Elena Popp, founder of the Eviction Defense Network, has seen the same trend across the city, but especially in Venice.
“Venice is a nightmare,” she says.
Everyone knows that finding accommodation in Venice Beach is a bitch. But there are over 1,000 units for rent at Venice Beach on Airbnb. According to a study published by the Los Angeles Association for a New Economy (or LAANE) in March, it’s more than any other neighborhood in Los Angeles, and it accounts for over $ 13 million in income for owners – income that is not taxed by the city like actual hotel income.
According to the Airbnb website, the average rental in Venice costs less than $ 200 per night, for a weekday night.
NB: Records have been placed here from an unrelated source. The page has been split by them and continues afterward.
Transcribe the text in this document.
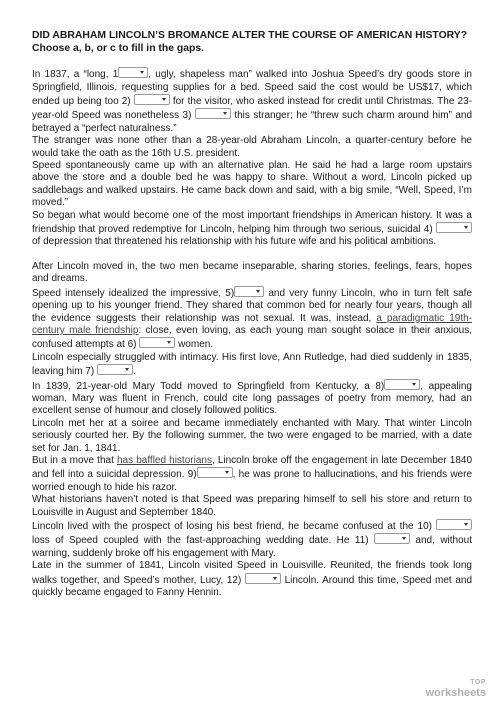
DID ABRAHAM LINCOLN’S BROMANCE ALTER THE COURSE OF AMERICAN HISTORY?

Choose a, b, or c to fill in the gaps.

In 1837, a “long, 1	, ugly, shapeless man” walked into Joshua Speed’s dry goods store in Springfield, Illinois, requesting supplies for a bed. Speed said the cost would be US$17, which ended up being too 2)	for the visitor, who asked instead for credit until Christmas. The 23-year-old Speed was nonetheless 3)	this stranger; he “threw such charm around him” and betrayed a “perfect naturalness.”

The stranger was none other than a 28-year-old Abraham Lincoln, a quarter-century before he would take the oath as the 16th U.S. president.

Speed spontaneously came up with an alternative plan. He said he had a large room upstairs above the store and a double bed he was happy to share. Without a word, Lincoln picked up saddlebags and walked upstairs. He came back down and said, with a big smile, “Well, Speed, I’m moved.”

So began what would become one of the most important friendships in American history. It was a friendship that proved redemptive for Lincoln, helping him through two serious, suicidal 4)  of depression that threatened his relationship with his future wife and his political ambitions.

After Lincoln moved in, the two men became inseparable, sharing stories, feelings, fears, hopes and dreams.

Speed intensely idealized the impressive, 5)	and very funny Lincoln, who in turn felt safe opening up to his younger friend. They shared that common bed for nearly four years, though all the evidence suggests their relationship was not sexual. It was, instead, a paradigmatic 19th-century male friendship: close, even loving, as each young man sought solace in their anxious, confused attempts at 6)	women.

Lincoln especially struggled with intimacy. His first love, Ann Rutledge, had died suddenly in 1835, leaving him 7)	.

In 1839, 21-year-old Mary Todd moved to Springfield from Kentucky, a 8)	, appealing woman, Mary was fluent in French, could cite long passages of poetry from memory, had an excellent sense of humour and closely followed politics.

Lincoln met her at a soiree and became immediately enchanted with Mary. That winter Lincoln seriously courted her. By the following summer, the two were engaged to be married, with a date set for Jan. 1, 1841.

But in a move that has baffled historians, Lincoln broke off the engagement in late December 1840 and fell into a suicidal depression. 9)	, he was prone to hallucinations, and his friends were worried enough to hide his razor.

What historians haven’t noted is that Speed was preparing himself to sell his store and return to Louisville in August and September 1840.

Lincoln lived with the prospect of losing his best friend, he became confused at the 10)  loss of Speed coupled with the fast-approaching wedding date. He 11)	and, without warning, suddenly broke off his engagement with Mary.

Late in the summer of 1841, Lincoln visited Speed in Louisville. Reunited, the friends took long walks together, and Speed’s mother, Lucy, 12)	Lincoln. Around this time, Speed met and quickly became engaged to Fanny Hennin.

TOP
worksheets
Weekends average about $ 225. The more expensive places cost over $ 1,000 per night.
From a landlord’s perspective, there is money to be made in the short-term rental game, whether it’s using Airbnb or just doing it the old-fashioned way, on Craigslist, or on your own. website. And if a landlord’s unit falls under the Los Angeles Rent Stabilization Order (that is, all apartments built before 1978), landlords are prohibited from raising the rent above of a certain amount, and these buildings can only be demolished or withdrawn from the market under certain circumstances. . For owners with limited stabilized rents, the temptation to transform their buildings into unofficial hotels is even greater.
“People are being kicked out, harassed, intimidated into leaving their homes,” says Judith Goldman, co-founder of Keep Neighborhoods First, a group fighting the spread of short-term rentals across LA. “Converting buildings to short-term rentals in these destination neighborhood [like Venice] became a tsunami.
Now Goldman’s group is fighting back by hiring a public relations person and a lobbyist.
Tomorrow, August 19, at the meeting of the planning commission for the western area of the city, they will appeal a decision in which they claim that the tenants of Venice Beach were forced to give up their apartments, which were then converted into short term rentals.
Goldman says many apartment buildings in the area have been completely turned into unofficial hotels.
“These opportunistic landlords are playing with the sharing economy to illegally convert affordable housing into disguised hotels,” she says. “It’s not house-sharing, it’s snatching.”
Mike Bonin spokesperson David Graham-Caso says his office is aware of the situation and the order he co-wrote is designed to address it.
“It really abuses the interest of sharing the house,” Graham-Caso explains. “Hotels are devastating [our] affordable housing. And we really can’t afford that in Venice.